Von Armin Wertz, 26.05.2018

Menschlichkeit oder Chaos in der Migrationsbehörde? Parallelen zu den Vorgängen vor 70 Jahren am portugiesischen Konsulat in Bordeaux.

Grosse Aufregung bei den zuständigen Behörden und im Blätterwald verursachen derzeit die Zahlen der in Bremen genehmigten Asylanträge. Vom „grössten Flüchtlingsskandal der Republik“ ist die Rede.

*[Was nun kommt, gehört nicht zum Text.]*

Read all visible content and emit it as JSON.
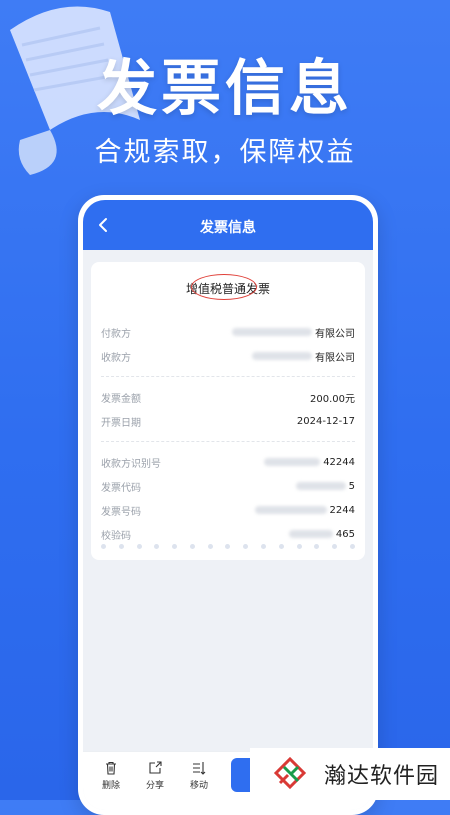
{
  "hero": {
    "title": "发票信息",
    "subtitle": "合规索取，保障权益"
  },
  "app_bar": {
    "title": "发票信息",
    "back_icon": "chevron-left-icon"
  },
  "invoice": {
    "type_title": "增值税普通发票",
    "payer": {
      "label": "付款方",
      "value_suffix": "有限公司"
    },
    "payee": {
      "label": "收款方",
      "value_suffix": "有限公司"
    },
    "amount": {
      "label": "发票金额",
      "value": "200.00元"
    },
    "issue_date": {
      "label": "开票日期",
      "value": "2024-12-17"
    },
    "payee_tax_id": {
      "label": "收款方识别号",
      "value_suffix": "42244"
    },
    "invoice_code": {
      "label": "发票代码",
      "value_suffix": "5"
    },
    "invoice_number": {
      "label": "发票号码",
      "value_suffix": "2244"
    },
    "check_code": {
      "label": "校验码",
      "value_suffix": "465"
    }
  },
  "toolbar": {
    "delete_label": "删除",
    "share_label": "分享",
    "move_label": "移动"
  },
  "watermark": {
    "text": "瀚达软件园"
  },
  "colors": {
    "primary": "#2f6ef0",
    "stamp_red": "#e0413a"
  }
}
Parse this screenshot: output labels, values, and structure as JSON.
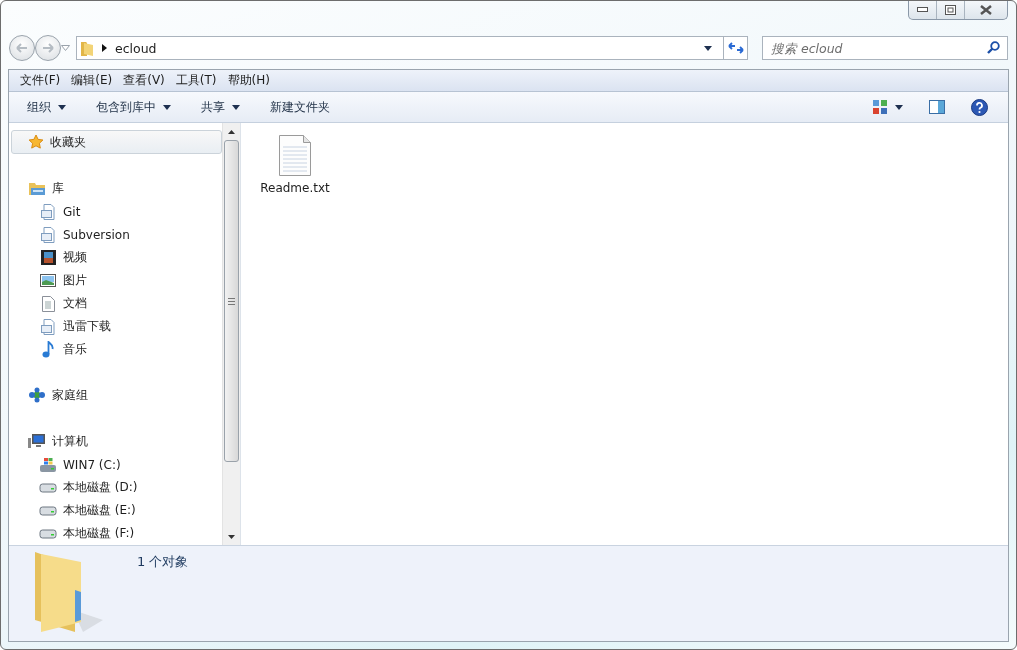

Die Affäre ziehe immer weitere Kreise, nicht nur in Bremen oder „bis zur Präsidentin des Bundesamtes für Migration und Flüchtlinge (kurz und putzig: Bamf), Jutta Cordt in Nürnberg, sondern bis zu Bundesinnen- und Heimatminister Horst Seehofer in Berlin, heisst es. 

4586 Asylbescheide habe man in den vergangenen Monaten unter die Lupe genommen, davon 1500 in Bremen, bei denen in 600 Fällen der Verdacht auf schwere Fehler bestehe. Ausserdem habe Nürnberg letzte Woche angeordnet, insgesamt 18’000 Asylbescheide aus Bremen bis ins Jahr 2000 zurückzuverfolgen.

Die Leiterin der Bremer Aussenstelle des Bamf hatte in Zusammenarbeit mit drei Rechtsanwälten und einem Dolmetscher „vor allem vielen Jesiden ohne die erforderliche Prüfung ihrer Identitäten und ihrer Rechtsansprüche quasi im Fliessbandverfahren Flüchtlingsschutz gewährt“, berichtete etwa die Zeit. Die Bremer Staatsanwaltschaft warf den menschenfreundlichen Beamten „Bestechlichkeit und bandenmässige Verleitung zur missbräuchlichen Asylantragsstellung in mindestens 1176 Fällen“ vor, woraufhin die Dame vom Dienst suspendiert wurde.  

Die Retterin

Anfang Januar trat die Regierungsrätin, Juristin und Sängerin, das Youtube-Sternchen Josefa Schmid, die Nachfolge der gefeuerten Behördenchefin an, um in der Bremer „Chaosbehörde“, wie der Spiegel schreibt, endlich Ordnung zu schaffen. Schon nach drei Monaten konnte die neue Chefin Ergebnisse liefern. In einem 99-seitigen Bericht über „Unregelmässigkeiten im Asylverfahren in der Bamf-Aussenstelle Bremen“ berichtete sie von 3332 Verdachtsfällen zwischen 2016 und 2017, in denen in Bremen möglicherweise zu Unrecht Asyl gewährt worden sei. Das sei aber lediglich die „Spitze des Eisbergs“. Inzwischen wurde eine „übergreifende Ermittlergruppe“ aus Mitarbeitern der Zentralen Antikorruptionsstelle und des Landeskriminalamtes Bremen gebildet, die zusätzliche Unterstützung von der Bundespolizei bekommen soll.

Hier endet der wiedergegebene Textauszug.